Judge Admar Gonzaga reacts during a session by Brazil's electoral court taking up 2014 case that could unseat President Michel Temer, in Brasilia, Brazil, June 6, 2017. REUTERS/Ueslei Marcelino
BRASILIA - 9 March 2018: The speaker of Brazil's lower house of Congress, Rodrigo Maia, said Thursday he will run for the presidency with a market-friendly platform advocating tax cuts and more efficient public spending.
Maia's preliminary nomination by his center-right Democrats party, the main ally to President Michel Temer, must be formalized at a convention in late July.
While his party is the sixth-largest in Congress, Maia, 48, ranks very low in early polling. With just 1 percent of voter intentions in a recent Datafolha survey, he is faring no better than Temer, Brazil's most unpopular president on record.
Temer has not decided whether to run in the Oct. 7 election, but other candidates jockeying for position in the political center are Finance Minister Henrique Meirelles and Geraldo Alckmin, governor of Sao Paulo, Brazil's economic powerhouse.
Maia said he would eschew "irresponsible populism" - an indication he would continue Temer's reform efforts to rein in a bulging budget deficit.
Antonio Carlos Magalhães Neto, the head of Maia's party, called for improved public spending to save public resources.
"We will encourage economic production, not because we are slaves to the market, but because it is the best way to create wealth and help the welfare of those in need," Neto said.

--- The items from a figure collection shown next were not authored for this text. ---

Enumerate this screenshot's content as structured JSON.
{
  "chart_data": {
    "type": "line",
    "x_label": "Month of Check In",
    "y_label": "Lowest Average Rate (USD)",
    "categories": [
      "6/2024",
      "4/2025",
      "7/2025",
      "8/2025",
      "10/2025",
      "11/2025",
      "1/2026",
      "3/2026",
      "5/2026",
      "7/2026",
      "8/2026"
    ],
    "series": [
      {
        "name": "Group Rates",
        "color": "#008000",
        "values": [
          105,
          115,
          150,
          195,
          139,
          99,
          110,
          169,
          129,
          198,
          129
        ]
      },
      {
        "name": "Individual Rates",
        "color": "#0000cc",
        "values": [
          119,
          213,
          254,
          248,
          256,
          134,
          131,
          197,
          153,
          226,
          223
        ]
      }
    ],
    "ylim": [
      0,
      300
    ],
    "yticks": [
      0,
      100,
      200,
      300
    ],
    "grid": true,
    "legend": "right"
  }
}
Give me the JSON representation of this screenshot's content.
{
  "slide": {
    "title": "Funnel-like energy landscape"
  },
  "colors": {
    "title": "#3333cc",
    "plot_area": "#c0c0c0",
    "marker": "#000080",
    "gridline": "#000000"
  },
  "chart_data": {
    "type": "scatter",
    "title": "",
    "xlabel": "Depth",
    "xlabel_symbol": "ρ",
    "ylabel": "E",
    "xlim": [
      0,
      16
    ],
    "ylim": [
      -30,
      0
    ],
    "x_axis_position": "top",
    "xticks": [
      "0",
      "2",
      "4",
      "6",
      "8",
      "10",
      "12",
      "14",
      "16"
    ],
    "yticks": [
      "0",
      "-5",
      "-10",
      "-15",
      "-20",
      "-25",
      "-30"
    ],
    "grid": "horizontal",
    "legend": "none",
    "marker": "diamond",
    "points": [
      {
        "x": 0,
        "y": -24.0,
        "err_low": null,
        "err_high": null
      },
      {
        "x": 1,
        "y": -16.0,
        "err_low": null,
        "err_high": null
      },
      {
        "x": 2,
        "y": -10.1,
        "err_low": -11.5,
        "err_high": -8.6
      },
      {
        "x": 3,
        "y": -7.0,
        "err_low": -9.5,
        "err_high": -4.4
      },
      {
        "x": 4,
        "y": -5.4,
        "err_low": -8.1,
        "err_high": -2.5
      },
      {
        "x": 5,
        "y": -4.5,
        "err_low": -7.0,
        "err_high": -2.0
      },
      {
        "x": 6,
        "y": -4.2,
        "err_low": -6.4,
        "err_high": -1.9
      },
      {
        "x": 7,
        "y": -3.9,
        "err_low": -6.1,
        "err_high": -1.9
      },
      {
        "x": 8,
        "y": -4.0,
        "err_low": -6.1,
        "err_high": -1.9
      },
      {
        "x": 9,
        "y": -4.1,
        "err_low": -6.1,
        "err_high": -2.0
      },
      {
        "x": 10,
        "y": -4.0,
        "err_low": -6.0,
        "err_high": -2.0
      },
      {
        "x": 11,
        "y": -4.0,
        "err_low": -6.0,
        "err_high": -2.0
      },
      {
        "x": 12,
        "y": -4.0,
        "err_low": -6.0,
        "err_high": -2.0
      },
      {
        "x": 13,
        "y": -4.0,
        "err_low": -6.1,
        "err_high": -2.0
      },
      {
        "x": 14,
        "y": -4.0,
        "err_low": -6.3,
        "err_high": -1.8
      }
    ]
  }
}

On the left, former Ceará governor Ciro Gomes also announced his presidential bid for the PDT party.
Gomes and environmentalist Marina Silva are expected to receive some of the votes that would go to Brazil's most popular politician, former leftist president Luiz Inacio Lula da Silva, who will likely be barred from running due to a corruption conviction that could also land him in prison.
Not counting Lula, the early favorite among a wide open field of candidates is far-right Congressman Jair Bolsonaro, a former army captain who advocates easing gun controls to fight rampant crime in Brazil.